‘Notch’ing Up A Role In The Multisystem Disease Tuberous Sclerosis Complex
Two independent teams of researchers have identified a role for enhanced activation of the signaling protein Notch in tumors characterized by inactivation of either the TSC1 or the TSC2 protein. As indicated by Warren Pear, at the University of Pennsylvania, Philadelphia, in an accompanying commentary, these data provide a rationale for testing whether Notch inhibitors are of benefit to those with TSC-associated tumors.
Tuberous sclerosis complex (TSC) is a multisystem disease characterized by the formation of benign tumors in multiple organs. It is caused by mutations in either the TSC1 or TSC2 gene.

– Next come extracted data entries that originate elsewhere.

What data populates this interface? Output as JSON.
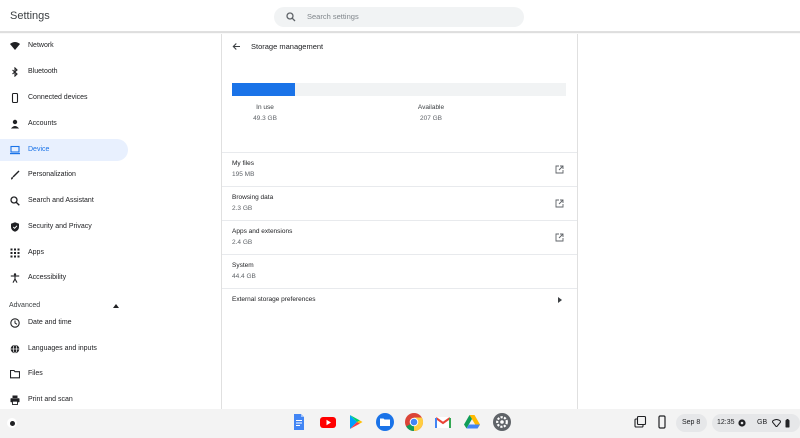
{
  "header": {
    "title": "Settings",
    "search_placeholder": "Search settings"
  },
  "sidebar": {
    "items": [
      {
        "label": "Network",
        "icon": "wifi-icon"
      },
      {
        "label": "Bluetooth",
        "icon": "bluetooth-icon"
      },
      {
        "label": "Connected devices",
        "icon": "phone-icon"
      },
      {
        "label": "Accounts",
        "icon": "person-icon"
      },
      {
        "label": "Device",
        "icon": "laptop-icon",
        "active": true
      },
      {
        "label": "Personalization",
        "icon": "brush-icon"
      },
      {
        "label": "Search and Assistant",
        "icon": "search-icon"
      },
      {
        "label": "Security and Privacy",
        "icon": "shield-icon"
      },
      {
        "label": "Apps",
        "icon": "grid-icon"
      },
      {
        "label": "Accessibility",
        "icon": "accessibility-icon"
      }
    ],
    "advanced_label": "Advanced",
    "advanced_items": [
      {
        "label": "Date and time",
        "icon": "clock-icon"
      },
      {
        "label": "Languages and inputs",
        "icon": "globe-icon"
      },
      {
        "label": "Files",
        "icon": "folder-icon"
      },
      {
        "label": "Print and scan",
        "icon": "printer-icon"
      }
    ]
  },
  "main": {
    "title": "Storage management",
    "usage_fraction": 0.19,
    "in_use_label": "In use",
    "in_use_value": "49.3 GB",
    "available_label": "Available",
    "available_value": "207 GB",
    "rows": [
      {
        "title": "My files",
        "value": "195 MB",
        "external": true
      },
      {
        "title": "Browsing data",
        "value": "2.3 GB",
        "external": true
      },
      {
        "title": "Apps and extensions",
        "value": "2.4 GB",
        "external": true
      },
      {
        "title": "System",
        "value": "44.4 GB",
        "external": false
      }
    ],
    "external_prefs_label": "External storage preferences"
  },
  "shelf": {
    "apps": [
      "docs-icon",
      "youtube-icon",
      "play-store-icon",
      "files-icon",
      "chrome-icon",
      "gmail-icon",
      "drive-icon",
      "settings-icon"
    ],
    "date": "Sep 8",
    "time": "12:35",
    "locale": "GB"
  },
  "colors": {
    "accent": "#1a73e8",
    "active_nav_bg": "#e8f0fe"
  }
}
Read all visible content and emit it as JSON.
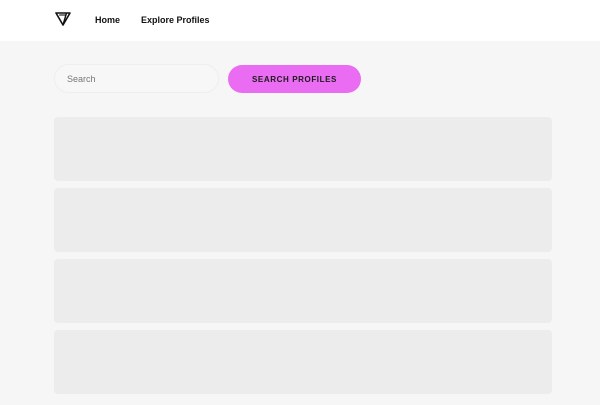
{
  "nav": {
    "logo_icon": "v-triangle-logo-icon",
    "links": [
      {
        "label": "Home"
      },
      {
        "label": "Explore Profiles"
      }
    ]
  },
  "search": {
    "placeholder": "Search",
    "value": "",
    "button_label": "SEARCH PROFILES"
  },
  "colors": {
    "page_background": "#f6f6f6",
    "navbar_background": "#ffffff",
    "accent": "#e96cf2",
    "card_placeholder": "#ececec"
  },
  "results": {
    "state": "loading",
    "card_count": 4
  }
}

In the first study, Elizabeth Petri Henske, at Brigham and Women’s Hospital, Boston, and Fabrice Roegiers, at Fox Chase Cancer Center, Philadelphia, found evidence of Notch signaling pathway activation in human angiomyolipomas, benign kidney tumors often found in patients with TSC, and in an angiomyolipoma-derived cell line. Importantly, inhibition of Notch suppressed proliferation of TSC2-deficient rat cells in a xenograft model. These authors therefore conclude that TSC proteins regulate Notch activity and that Notch dysregulation may underlie some of the distinctive clinical and pathologic features of TSC.
Results presented in the second study, by Hongbing Zhang and colleagues, at the Chinese Academy of Medical Sciences and Peking Union Medical College, People’s Republic of China, provide further evidence that TSC proteins regulate Notch activity and that Notch overactivity contributes to the tumorigenic potential of cells deficient in either TSC1 or TSC2.